New cholesterol medicines like Praluent are being hailed as “game changers”, as they can dramatically lower a patient’s cholesterol levels, up to 70% lower than other cholesterol medications alone. For patients who have cholesterol levels so severely high that they cannot be managed, or are incompatible with the traditional classes of cholesterol medications, options like Praluent will allow them unprecedented access to improving their quality of health. Additionally, by effectively lowering these patients’ cholesterol levels, they are at a much lower risk for associated risk conditions, like heart attacks and other cardiac events.
Unfortunately, the reality of the cost of these drugs must be duly noted. In an article released this week by the Washington Post that profiles the rising cost of these specialty drugs, a social worker named Kristin Agar is profiled. Diagnosed with lupus, an autoimmune disease, she was prescribed Benlysta, the only treatment currently on the market for lupus. Even with insurance assistance, at $450 per dose, the price tag proved to be too much for Ms. Agar, and she was forced to discontinue her treatment.

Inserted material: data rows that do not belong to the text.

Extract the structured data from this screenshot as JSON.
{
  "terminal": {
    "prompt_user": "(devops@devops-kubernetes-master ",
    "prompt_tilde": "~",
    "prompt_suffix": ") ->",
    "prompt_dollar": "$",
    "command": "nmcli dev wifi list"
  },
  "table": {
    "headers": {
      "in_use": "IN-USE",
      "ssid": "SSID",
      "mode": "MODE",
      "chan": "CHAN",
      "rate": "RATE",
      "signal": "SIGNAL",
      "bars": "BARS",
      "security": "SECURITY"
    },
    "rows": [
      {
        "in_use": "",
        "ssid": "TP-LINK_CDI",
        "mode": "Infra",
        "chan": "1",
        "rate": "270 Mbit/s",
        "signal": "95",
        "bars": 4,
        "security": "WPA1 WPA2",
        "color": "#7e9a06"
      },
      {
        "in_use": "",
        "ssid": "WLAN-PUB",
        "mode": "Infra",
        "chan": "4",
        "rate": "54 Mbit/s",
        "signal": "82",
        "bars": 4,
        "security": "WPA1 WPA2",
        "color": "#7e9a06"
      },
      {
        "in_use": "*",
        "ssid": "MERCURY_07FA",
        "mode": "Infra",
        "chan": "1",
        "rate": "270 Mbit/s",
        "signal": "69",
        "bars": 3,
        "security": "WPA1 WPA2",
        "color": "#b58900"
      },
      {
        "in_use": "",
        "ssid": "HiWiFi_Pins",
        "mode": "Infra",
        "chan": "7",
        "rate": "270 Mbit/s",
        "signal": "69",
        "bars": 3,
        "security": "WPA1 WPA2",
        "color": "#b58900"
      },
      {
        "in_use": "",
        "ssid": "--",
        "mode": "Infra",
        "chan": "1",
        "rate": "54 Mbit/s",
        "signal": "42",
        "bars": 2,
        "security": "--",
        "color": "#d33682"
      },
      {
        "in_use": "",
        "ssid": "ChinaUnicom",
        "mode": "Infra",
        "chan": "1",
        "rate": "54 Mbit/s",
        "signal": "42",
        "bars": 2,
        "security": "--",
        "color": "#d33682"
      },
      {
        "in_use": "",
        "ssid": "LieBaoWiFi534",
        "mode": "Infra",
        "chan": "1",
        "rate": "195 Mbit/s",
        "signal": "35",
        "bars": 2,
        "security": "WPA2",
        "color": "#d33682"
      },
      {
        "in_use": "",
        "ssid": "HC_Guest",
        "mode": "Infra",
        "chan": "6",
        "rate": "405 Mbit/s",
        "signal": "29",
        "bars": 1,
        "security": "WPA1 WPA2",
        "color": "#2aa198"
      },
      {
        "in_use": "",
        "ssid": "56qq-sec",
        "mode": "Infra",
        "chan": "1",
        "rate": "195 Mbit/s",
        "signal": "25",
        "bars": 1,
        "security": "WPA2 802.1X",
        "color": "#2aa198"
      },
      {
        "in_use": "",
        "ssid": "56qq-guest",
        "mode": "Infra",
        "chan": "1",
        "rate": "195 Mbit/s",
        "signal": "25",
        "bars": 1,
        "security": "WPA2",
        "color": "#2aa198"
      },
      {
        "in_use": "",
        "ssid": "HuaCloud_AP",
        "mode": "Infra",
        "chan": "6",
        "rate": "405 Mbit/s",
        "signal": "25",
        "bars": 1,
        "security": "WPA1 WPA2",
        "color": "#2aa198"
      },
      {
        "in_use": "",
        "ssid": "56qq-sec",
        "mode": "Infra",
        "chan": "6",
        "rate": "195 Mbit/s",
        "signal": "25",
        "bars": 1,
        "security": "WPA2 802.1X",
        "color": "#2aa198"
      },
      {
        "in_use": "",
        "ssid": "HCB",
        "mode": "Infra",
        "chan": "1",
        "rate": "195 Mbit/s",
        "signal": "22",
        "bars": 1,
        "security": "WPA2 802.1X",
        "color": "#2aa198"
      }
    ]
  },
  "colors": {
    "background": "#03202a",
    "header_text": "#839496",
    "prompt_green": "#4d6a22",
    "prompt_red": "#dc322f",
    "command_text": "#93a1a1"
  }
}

This dilemma is happening to more and more patients, particularly those with complex chronic diseases like HIV, Hepatitis C, cancer, lupus, leukemia and mental illnesses. While the conception and release of new drugs for these conditions is integral to enhancing the ability of our health care system to provide varied treatment options, it seems imperative and necessary to consider the ethical burden that it creates for both pharmaceutical companies and the patients that the medicine is intended for.